Cinnamon Verum (1.4 oz glass jar)
Our Zanzibar cinnamon verum (aka Ceylon or "true" cinnamon) is bright and sweet, with notes of pine, citrus peel and sea salt. Our cinnamon is the inner bark of the Cinnamomum verum tree, cut from older branches than our cinnamon shavings. It has an evergreen brightness and woodsy complexity unlike any other cinnamon we’ve ever tasted.
Cinnamon Tree Leaves (12 leaves)
Warm, spiced leaves from the true cinnamon tree (Cinnamomum verum), sourced from our partner cooperative in Zanzibar, Tanzania. Cinnamon tree leaves have traditionally been a byproduct of the cinnamon harvest. Use as a slightly sweeter, more interesting alternative to traditional bay laurel leaves.

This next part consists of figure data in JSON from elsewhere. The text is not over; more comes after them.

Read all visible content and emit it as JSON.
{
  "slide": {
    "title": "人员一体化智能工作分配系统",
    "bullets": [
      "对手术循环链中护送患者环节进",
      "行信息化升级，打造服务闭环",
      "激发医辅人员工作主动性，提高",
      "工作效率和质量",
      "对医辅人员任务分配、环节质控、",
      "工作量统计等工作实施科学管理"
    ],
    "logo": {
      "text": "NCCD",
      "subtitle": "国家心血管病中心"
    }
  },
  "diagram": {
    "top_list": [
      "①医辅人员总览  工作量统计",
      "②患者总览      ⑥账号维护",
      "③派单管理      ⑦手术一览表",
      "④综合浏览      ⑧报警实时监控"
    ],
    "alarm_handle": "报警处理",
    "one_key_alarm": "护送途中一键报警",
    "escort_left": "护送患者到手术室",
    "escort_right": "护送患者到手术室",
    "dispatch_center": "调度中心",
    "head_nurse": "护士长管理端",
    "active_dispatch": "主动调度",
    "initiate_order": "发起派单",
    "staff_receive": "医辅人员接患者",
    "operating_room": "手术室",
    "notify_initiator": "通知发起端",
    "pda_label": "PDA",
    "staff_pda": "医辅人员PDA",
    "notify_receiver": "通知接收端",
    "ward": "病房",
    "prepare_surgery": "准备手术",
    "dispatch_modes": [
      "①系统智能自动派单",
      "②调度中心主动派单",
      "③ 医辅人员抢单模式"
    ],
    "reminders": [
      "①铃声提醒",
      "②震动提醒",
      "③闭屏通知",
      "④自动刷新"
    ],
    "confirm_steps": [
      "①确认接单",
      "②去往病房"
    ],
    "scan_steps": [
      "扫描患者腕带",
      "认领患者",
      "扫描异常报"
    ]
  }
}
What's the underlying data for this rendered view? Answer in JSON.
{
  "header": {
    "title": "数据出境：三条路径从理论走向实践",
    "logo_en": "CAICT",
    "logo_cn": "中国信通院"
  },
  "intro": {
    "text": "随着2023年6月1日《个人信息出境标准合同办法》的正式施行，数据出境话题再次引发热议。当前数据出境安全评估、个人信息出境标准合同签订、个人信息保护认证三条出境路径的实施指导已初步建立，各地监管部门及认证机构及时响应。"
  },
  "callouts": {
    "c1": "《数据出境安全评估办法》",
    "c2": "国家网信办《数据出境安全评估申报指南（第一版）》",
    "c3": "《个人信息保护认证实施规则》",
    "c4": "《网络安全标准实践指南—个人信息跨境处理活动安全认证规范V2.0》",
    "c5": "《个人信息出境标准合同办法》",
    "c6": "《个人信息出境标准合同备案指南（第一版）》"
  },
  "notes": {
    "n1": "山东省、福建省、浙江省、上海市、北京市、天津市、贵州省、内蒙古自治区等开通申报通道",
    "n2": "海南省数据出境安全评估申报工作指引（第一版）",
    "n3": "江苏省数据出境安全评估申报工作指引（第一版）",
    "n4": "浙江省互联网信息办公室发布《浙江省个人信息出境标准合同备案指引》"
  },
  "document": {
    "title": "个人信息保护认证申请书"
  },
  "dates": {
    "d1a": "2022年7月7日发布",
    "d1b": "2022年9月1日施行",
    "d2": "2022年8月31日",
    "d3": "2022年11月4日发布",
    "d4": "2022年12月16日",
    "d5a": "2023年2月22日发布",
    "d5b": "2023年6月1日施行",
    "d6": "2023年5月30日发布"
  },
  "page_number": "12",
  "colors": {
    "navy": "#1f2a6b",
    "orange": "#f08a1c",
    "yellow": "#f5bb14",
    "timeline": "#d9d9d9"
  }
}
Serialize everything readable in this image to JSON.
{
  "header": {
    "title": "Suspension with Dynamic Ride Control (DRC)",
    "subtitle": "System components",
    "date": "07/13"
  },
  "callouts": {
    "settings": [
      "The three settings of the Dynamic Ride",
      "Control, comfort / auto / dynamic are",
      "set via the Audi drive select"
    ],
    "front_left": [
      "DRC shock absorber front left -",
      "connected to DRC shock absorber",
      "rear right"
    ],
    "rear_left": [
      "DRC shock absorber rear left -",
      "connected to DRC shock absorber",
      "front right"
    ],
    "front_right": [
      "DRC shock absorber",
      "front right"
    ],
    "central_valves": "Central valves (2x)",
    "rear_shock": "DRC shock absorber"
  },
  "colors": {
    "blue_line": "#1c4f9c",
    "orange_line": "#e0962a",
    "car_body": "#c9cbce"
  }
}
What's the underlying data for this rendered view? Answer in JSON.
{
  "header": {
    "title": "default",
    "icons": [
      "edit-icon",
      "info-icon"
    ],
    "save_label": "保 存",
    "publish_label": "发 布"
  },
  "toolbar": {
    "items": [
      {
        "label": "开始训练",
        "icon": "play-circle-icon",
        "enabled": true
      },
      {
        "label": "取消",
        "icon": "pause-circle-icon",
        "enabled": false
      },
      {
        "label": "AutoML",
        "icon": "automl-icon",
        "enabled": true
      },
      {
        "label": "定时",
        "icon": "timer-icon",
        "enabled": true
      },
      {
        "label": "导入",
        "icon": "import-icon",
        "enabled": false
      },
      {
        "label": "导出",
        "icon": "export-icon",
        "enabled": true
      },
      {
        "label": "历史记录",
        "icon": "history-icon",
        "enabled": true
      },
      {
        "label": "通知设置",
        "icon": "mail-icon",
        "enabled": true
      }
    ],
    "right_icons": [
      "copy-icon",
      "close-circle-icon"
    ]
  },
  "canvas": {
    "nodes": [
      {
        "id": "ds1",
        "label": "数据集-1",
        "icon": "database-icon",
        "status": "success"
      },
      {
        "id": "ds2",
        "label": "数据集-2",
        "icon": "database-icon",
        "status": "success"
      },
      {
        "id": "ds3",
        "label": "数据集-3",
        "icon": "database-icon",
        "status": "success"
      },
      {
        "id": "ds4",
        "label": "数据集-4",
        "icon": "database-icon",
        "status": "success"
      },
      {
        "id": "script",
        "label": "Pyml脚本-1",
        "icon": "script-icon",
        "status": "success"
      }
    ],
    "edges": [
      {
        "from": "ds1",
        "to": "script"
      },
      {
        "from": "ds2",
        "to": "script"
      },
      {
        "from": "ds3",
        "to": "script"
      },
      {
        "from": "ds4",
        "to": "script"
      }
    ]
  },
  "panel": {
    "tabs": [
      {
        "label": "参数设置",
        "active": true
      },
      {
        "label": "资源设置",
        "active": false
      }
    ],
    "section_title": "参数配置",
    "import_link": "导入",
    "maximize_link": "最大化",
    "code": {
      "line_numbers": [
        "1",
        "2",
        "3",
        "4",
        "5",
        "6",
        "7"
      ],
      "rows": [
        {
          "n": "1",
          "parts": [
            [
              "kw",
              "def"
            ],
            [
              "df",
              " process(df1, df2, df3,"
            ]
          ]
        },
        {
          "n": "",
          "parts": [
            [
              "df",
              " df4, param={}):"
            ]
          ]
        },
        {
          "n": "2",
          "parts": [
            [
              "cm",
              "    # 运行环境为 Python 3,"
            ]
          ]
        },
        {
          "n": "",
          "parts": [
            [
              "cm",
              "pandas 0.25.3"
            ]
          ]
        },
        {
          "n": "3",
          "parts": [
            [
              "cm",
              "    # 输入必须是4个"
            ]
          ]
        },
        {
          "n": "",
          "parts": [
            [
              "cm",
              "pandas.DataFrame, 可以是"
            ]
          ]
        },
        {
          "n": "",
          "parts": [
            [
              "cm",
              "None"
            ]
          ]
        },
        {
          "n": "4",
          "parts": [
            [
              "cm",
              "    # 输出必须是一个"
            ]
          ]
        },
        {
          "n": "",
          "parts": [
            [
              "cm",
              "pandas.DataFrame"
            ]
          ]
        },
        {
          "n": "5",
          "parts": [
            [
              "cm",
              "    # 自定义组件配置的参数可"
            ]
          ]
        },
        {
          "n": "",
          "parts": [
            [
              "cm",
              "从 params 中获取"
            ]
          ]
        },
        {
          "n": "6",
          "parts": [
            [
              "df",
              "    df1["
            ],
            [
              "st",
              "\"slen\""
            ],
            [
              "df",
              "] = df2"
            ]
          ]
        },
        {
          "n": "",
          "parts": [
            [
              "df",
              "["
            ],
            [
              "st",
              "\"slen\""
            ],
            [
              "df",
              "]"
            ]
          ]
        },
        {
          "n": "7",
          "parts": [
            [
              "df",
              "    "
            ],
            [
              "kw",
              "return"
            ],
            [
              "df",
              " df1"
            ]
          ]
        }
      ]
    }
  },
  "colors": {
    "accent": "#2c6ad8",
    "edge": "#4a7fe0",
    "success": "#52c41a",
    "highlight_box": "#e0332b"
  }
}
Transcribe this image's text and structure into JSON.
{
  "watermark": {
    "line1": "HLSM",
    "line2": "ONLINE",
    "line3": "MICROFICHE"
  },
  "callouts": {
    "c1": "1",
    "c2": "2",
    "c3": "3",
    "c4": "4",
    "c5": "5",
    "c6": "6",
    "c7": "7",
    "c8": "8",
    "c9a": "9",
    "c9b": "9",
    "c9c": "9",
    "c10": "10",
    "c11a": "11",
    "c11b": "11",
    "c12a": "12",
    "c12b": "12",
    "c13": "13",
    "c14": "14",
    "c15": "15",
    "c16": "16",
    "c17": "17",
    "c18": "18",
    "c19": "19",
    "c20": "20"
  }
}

While we do not make any health claims on any of our spices, there has been some historic and limited recent evidence that cinnamon can potentially be helpful for:
- Antibacterial and Antifungal Treatments: Cinnamon oils have demonstrated antibacterial and antifungal activity, and show potential for future alternative and/or synergistic treatments for bacteria and yeast. (A, B, C, D, E, F, G)
- Cancers: Research has shown some increasing evidence that cinnamon contains some anticancer properties by inducing apoptosis of cancer cells and inhibiting tumor cell growth. (A, B)
- Cognition and Alzheimer’s Disease: Cinnamon might boost the ability of the brain to utilize glucose, improve cognitive function and help fight Alzheimer’s disease by inhibiting aggregation of a protein called tau.
- Glycemic Control: Some research has shown cinnamon to be effective in increasing insulin sensitivity and improving fasting blood glucose levels, with potential to support glucose control treatment in the future. (A, B, C ,D)
- Dyslipidemia: Cinnamon has shown to be effective in reducing triglycerides, total cholesterol and/or LDL-C in some studies. (A, B, C, D)
Further clinical studies are warranted and in progress. Please always consult your healthcare provider. This is not intended as medical advice.